Evidence for common structural domains between P. tetraurelia epiplasmins (Epi) and T. thermophila epiplasmins (EpiT). HCA representation, where hydrophobic residues are shaded in yellow; helix breakers P, G, S, T in blue; alkaline residues in green and A, N, Q, D, E in pink.

Figure 5

5'UTR analysis of P. tetraurelia epiplasmin genes. The genes are regrouped according to EST numbers and presence of USE and TATA-like elements. These motifs are shaded in blue for TATA-like element, and in green or yellow for the USE motif according to whether it is located upstream or downstream from the TATA-like element, respectively.

Figure 6

Effects of RNA interference of genes coding for asymmetric and symmetric classes of epiplasmins on P. tetraurelia. A-Control Cells: a) Low magnification phase contrast and immunofluorescence with mAb CTS32 counterstained with DAPI. b) Higher magnification showing the alignment of cortical units along the kinetids.

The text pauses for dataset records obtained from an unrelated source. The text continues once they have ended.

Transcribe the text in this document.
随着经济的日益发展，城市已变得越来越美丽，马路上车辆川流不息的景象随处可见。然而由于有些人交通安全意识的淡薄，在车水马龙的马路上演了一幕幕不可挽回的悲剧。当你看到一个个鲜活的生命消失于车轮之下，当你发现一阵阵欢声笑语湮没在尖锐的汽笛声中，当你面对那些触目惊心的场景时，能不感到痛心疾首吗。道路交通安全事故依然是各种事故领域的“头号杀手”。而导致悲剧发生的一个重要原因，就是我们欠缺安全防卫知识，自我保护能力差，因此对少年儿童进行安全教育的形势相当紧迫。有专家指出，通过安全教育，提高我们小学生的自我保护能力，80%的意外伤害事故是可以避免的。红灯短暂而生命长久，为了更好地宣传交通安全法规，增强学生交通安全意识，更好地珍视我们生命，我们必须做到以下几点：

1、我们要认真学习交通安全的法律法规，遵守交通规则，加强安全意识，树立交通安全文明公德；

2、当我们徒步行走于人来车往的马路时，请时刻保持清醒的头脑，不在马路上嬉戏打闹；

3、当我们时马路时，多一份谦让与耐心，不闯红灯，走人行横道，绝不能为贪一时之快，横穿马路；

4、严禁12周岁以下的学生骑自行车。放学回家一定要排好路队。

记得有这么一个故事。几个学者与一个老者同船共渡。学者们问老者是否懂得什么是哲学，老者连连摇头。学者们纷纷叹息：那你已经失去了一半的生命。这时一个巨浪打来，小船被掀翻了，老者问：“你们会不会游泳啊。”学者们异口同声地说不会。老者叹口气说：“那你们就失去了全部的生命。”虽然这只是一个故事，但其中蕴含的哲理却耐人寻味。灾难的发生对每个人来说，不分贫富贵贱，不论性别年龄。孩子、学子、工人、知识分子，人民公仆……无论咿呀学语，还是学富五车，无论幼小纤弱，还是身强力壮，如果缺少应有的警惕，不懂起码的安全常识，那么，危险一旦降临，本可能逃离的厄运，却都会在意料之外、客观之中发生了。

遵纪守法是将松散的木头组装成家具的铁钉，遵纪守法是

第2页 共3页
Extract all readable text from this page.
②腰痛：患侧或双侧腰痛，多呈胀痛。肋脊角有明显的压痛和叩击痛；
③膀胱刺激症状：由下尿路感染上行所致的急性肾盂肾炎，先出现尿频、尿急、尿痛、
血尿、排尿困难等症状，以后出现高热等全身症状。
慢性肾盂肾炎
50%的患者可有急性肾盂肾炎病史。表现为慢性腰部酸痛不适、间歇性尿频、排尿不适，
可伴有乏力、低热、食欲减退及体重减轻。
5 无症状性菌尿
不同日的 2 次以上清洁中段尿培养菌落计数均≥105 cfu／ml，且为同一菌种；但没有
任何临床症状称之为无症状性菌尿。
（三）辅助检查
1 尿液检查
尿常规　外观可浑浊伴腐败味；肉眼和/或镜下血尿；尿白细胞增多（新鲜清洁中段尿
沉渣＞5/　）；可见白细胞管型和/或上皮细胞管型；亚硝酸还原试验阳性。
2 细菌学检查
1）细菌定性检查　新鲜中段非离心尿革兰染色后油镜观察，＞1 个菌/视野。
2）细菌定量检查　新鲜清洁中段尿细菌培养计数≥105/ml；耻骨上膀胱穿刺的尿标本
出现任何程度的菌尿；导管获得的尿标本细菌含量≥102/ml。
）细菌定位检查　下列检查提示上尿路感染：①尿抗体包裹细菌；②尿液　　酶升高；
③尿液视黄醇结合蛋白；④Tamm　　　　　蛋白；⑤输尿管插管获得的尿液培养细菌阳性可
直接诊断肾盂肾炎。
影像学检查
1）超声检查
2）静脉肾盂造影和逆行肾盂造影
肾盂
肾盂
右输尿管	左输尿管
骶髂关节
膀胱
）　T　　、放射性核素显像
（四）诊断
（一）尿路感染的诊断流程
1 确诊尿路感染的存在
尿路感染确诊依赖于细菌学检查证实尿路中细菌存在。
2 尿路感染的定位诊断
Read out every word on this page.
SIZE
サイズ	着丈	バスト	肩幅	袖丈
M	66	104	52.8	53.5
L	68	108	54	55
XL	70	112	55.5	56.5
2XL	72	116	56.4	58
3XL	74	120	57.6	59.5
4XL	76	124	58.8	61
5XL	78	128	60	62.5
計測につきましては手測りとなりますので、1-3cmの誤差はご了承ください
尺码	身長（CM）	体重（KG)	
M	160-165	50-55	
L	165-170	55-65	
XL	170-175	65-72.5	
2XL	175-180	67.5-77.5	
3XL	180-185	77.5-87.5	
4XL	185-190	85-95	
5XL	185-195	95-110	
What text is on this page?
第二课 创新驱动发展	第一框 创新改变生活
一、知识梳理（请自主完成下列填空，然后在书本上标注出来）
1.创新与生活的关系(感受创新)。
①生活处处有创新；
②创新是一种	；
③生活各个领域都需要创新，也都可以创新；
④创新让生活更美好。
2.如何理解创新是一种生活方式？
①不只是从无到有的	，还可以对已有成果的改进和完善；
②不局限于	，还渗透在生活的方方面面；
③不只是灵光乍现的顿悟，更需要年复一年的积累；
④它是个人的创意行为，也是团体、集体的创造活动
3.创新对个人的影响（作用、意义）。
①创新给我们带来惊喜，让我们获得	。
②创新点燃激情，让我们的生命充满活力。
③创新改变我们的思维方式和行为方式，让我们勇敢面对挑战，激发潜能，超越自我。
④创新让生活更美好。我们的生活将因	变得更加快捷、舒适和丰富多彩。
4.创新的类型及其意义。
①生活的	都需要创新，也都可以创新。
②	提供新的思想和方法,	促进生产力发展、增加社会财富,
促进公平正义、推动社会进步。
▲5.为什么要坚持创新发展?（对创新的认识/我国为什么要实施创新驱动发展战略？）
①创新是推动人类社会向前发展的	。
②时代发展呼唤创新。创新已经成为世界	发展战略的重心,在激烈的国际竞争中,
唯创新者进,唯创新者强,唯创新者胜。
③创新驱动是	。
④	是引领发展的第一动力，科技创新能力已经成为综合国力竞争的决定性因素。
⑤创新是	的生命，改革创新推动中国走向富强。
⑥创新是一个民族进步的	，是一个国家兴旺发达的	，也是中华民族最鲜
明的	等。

The arrow heads show normal pattern of scale duplication. B-Cells submitted to Epi 2 RNAi: a) Cell shape alteration at division time (boomerang) and 24 h later (plasmodial form). b) Irregularities in the alignment and the shape of the scales, and abnormally oriented striction of scales leading to 'double kinetids' (circled with white line) C-Cells submitted to Epi 41 RNAi: a) Same cell shape alteration as with Epi 2 at division time (boomerang) and 24 h later (plasmodial form). b) Numerous granules of epiplasmic material surround crenulated scales.